Toward the end of my senior year in high school, I skyped my mom from my school in Norway and teasingly said, "I’m going to spend next year in China!" It was a joke, I wanted to scare her a bit and see how she yelled that I was not going to be so far away from home again. Moving away from home when I was just 16 years old and studying in a boarding school in Norway had been a great adventure, yet it had also been hard to leave my family behind when I was so young. It was this distance and fear of forever being away that was making my decision to pick a university so hard. I did not know where to go. I knew my mom was also afraid that we would gradually grow more distant, so going to China was, in all seriousness, a complete joke. Instead, she was ecstatic when she heard my false news. She soon started telling me about all her adventures in China when she had lived there before I was born. She asked me a million questions and grew more excited as I mumbled and tried to satisfy her curiosity by reading the information in the pamphlet I held in my hand.
I had gotten my Princeton acceptance packet a few days earlier. Inside it, I had found a brochure about the University’s Bridge Year Program. At first, I ignored it; taking a gap year was not a thing people did in Spain, and it felt more like something high school students in Hollywood movies would do. And it did sound really movie-like: "a tuition-free program that allows a select number of incoming freshmen to begin their Princeton experience by engaging in nine months of University-sponsored service at one of five international locations." Why would the University want its students to start off their degree by going away? I read over it and glanced at the pictures, never actually thinking that months later it would be me who would be standing on a mountain in Yunnan.
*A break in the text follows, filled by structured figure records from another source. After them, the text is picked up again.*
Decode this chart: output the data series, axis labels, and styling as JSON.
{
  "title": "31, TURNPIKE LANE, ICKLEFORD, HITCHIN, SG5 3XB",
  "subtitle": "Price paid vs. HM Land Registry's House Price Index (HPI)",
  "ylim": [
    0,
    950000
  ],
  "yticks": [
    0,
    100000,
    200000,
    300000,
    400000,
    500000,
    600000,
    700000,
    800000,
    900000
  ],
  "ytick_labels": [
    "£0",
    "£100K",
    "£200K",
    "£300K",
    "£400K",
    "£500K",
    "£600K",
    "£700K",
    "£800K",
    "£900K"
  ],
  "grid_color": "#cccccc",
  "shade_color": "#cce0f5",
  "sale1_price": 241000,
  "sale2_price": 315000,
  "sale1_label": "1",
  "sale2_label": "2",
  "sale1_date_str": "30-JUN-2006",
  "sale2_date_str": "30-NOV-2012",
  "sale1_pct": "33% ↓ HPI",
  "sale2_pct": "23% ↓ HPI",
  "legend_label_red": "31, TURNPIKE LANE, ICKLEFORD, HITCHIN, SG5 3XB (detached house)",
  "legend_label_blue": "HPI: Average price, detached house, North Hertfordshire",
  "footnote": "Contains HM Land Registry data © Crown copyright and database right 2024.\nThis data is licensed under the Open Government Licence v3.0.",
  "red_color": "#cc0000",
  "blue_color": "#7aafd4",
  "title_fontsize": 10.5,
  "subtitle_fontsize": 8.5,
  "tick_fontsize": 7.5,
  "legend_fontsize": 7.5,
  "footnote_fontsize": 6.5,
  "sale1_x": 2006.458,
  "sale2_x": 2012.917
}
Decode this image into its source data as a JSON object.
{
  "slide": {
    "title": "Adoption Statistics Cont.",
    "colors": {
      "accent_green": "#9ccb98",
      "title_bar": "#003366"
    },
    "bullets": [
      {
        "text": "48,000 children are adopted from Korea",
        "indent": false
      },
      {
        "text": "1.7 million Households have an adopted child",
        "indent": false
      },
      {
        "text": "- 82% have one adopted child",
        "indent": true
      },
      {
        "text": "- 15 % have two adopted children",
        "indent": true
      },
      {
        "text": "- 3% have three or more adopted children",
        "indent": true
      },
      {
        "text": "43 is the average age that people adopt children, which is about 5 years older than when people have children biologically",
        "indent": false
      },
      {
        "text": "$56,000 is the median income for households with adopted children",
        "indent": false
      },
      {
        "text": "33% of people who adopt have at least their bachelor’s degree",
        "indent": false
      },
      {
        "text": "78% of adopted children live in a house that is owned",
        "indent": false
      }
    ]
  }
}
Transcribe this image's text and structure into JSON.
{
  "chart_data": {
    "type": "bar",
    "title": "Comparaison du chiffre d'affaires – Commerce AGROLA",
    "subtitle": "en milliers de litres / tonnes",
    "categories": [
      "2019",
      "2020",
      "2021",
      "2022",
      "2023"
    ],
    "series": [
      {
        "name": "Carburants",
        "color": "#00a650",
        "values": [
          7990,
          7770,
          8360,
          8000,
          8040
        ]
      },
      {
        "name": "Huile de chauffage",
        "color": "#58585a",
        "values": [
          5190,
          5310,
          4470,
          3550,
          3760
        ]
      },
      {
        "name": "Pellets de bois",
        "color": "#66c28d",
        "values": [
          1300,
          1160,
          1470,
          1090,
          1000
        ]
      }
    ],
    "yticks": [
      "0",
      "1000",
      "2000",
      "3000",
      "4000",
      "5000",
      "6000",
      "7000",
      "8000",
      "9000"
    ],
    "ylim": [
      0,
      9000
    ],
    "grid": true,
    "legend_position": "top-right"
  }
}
The five locations offered that year were India, China, Peru, Senegal and Brazil; China felt both the furthest and coolest.
After that Skype call, I reread the brochure, I researched the program and read blog entries from current and past participants. Suddenly, spending a year in China seemed more exciting. I also wanted to befriend the taxi drivers of Kunming and learn how to cook Chinese dishes like the past participants said they had done. I wanted to learn Mandarin and hike around Western China, learn more about community-based initiatives and how to appreciate a new culture. So I decided to apply.
In order to start my application and be able to do the program, I first had to be a Princeton student, so I quickly accepted the University offer. Ironically, it was this possibility of a bridge year in China that made my college decision so easy. Looking back now, I find it funny; I could very easily not have selected to participate in the Bridge Year Program. But I think it was more the fact that Princeton was offering that opportunity to its admitted students, that it saw the many benefits of spending time abroad, of experiential learning and highlighted the importance of multicultural understanding that made me pick the University. I had a great high school experience where I had learned to view education as much more than classes and textbooks, and it seemed that Princeton also thought being outside of the classroom could bring many benefits.
That year in China has defined not only my Princeton experience but also my identity in more ways that I could possibly describe. It made me passionate about so many things that are now vital to me, it made me a more adventurous and confident person, it completely altered my worldview and deepened my interest in a whole new region. It even brought me closer to my family, as I was able to share a similar experience to the one that my mom had living in China when she was in her thirties. It was this - a joke about a brochure - that made it possible for me to be writing this blog post from my room on Princeton’s campus, yet I still think that imagining oneself participating in the opportunities that each University offers, and thinking about which ones can make one grow most might be a great way of making this college decision. Good luck, everyone!